Demand response participation
For: All members
Use Beat the Peak alerts (and any C&I demand-response offerings) to curtail during forecasted peaks.
To implement these strategies, you need your 15-minute interval data. Learn how to download EnergyUnited Electric Membership Corporation interval data →
Frequently Asked Questions
Can my energy consultant pull our EnergyUnited interval data automatically?▾
Not through an automated API. EnergyUnited has no published Green Button Connect My Data or developer API. The practical path is for the member to download Green Button XML from My EnergyHub/SmartHub and share it, add the consultant as an authorized portal user, or arrange data delivery through the Key Accounts team.
Does EnergyUnited support EDI for commercial billing data?▾
No. EnergyUnited does not publish an EDI trading-partner program and is not listed in the DOE EDI utilities database.
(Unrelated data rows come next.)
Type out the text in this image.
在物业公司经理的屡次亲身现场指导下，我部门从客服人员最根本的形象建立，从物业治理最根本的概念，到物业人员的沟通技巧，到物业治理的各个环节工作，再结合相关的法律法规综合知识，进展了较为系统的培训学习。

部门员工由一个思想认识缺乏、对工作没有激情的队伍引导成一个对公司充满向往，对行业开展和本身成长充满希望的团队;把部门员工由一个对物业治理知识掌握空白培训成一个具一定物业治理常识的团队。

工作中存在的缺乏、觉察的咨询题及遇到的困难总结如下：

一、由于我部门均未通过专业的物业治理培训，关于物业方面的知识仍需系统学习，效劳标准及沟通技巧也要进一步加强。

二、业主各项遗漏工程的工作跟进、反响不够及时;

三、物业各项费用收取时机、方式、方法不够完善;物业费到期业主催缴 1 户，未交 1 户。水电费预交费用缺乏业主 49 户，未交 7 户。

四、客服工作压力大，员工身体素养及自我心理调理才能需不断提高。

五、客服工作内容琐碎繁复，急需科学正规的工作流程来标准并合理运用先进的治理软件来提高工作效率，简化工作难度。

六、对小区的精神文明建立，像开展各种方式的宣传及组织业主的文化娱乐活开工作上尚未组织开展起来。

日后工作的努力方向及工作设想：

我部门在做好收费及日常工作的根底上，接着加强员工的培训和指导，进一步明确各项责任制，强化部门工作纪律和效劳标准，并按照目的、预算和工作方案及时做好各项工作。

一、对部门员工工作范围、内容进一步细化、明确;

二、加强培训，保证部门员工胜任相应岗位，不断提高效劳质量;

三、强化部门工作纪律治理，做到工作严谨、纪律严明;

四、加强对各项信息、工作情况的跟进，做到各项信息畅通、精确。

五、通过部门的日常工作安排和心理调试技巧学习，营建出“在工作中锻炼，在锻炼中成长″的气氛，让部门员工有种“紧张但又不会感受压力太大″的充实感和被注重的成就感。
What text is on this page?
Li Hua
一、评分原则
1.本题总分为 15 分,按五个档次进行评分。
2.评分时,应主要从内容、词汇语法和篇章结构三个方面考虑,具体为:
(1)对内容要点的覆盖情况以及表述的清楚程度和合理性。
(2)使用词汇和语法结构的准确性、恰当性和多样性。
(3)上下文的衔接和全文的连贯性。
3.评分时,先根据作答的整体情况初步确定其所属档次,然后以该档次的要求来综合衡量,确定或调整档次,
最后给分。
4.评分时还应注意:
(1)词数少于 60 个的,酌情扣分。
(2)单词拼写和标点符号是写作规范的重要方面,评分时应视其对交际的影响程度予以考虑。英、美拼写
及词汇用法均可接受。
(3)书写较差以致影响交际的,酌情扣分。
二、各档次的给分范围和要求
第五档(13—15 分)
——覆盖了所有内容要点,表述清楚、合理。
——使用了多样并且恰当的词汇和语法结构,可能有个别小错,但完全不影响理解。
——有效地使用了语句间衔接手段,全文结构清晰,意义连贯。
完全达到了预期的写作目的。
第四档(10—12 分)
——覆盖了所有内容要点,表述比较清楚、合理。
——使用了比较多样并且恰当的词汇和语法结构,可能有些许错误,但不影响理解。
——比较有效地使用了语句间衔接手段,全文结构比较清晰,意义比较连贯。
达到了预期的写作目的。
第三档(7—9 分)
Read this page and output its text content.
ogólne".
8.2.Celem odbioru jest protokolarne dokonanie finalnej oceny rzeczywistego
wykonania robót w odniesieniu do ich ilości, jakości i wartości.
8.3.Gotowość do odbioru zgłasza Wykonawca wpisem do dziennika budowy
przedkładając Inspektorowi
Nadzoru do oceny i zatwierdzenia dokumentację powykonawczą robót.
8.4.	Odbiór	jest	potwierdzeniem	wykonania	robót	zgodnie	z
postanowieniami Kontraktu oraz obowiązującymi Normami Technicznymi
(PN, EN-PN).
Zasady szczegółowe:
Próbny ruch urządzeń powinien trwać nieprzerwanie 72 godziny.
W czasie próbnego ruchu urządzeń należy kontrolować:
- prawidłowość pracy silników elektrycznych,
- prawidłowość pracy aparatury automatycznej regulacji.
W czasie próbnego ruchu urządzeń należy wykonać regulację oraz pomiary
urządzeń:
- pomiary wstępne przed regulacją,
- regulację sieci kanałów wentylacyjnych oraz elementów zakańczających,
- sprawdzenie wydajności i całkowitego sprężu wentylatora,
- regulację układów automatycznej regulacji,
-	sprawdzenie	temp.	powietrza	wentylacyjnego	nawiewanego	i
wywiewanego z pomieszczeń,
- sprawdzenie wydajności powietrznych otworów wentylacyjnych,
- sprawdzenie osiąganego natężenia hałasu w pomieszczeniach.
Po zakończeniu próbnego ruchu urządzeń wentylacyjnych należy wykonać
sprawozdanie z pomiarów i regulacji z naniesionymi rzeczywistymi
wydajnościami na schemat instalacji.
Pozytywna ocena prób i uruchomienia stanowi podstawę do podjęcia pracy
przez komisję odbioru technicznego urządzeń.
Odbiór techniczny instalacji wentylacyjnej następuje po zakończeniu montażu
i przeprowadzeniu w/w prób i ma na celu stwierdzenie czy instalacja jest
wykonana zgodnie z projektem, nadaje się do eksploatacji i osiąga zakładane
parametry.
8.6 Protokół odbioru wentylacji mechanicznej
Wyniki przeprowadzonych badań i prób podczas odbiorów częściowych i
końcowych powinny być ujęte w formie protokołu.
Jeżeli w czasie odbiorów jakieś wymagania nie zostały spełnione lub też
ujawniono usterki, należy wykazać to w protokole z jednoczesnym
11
C&I members needing structured data should use Green Button exports or a Key Accounts arrangement.
How are commercial and industrial rates structured?▾
Small non-residential accounts (under 50 kW) fall on Small General Service with a $50 single-phase / $95 three-phase basic facilities charge and tiered energy rates (7.48 cents declining to 5.72 cents per kWh in 2025). Larger demand-metered C&I accounts pay a basic facilities charge, a per-kW demand charge, and energy charges under EnergyUnited's large general/industrial schedules filed in NCUC Docket EC-82.
Are there time-of-use or peak windows that affect C&I bills?▾
Yes. EnergyUnited's peak demand windows are 6:00-10:00 AM in winter (Nov-Mar) and 3:00-7:00 PM in summer (Apr-Oct). Demand-metered C&I accounts are billed on 15-minute maximum demand, so shifting large loads outside these windows directly reduces demand charges.
Can we shop for a competitive electricity supplier?▾
No. North Carolina does not have retail electric choice, and as a member-owned cooperative EnergyUnited is the exclusive provider in its territory. Cost optimization happens within EnergyUnited's tariff (load shifting, power-factor correction, demand management).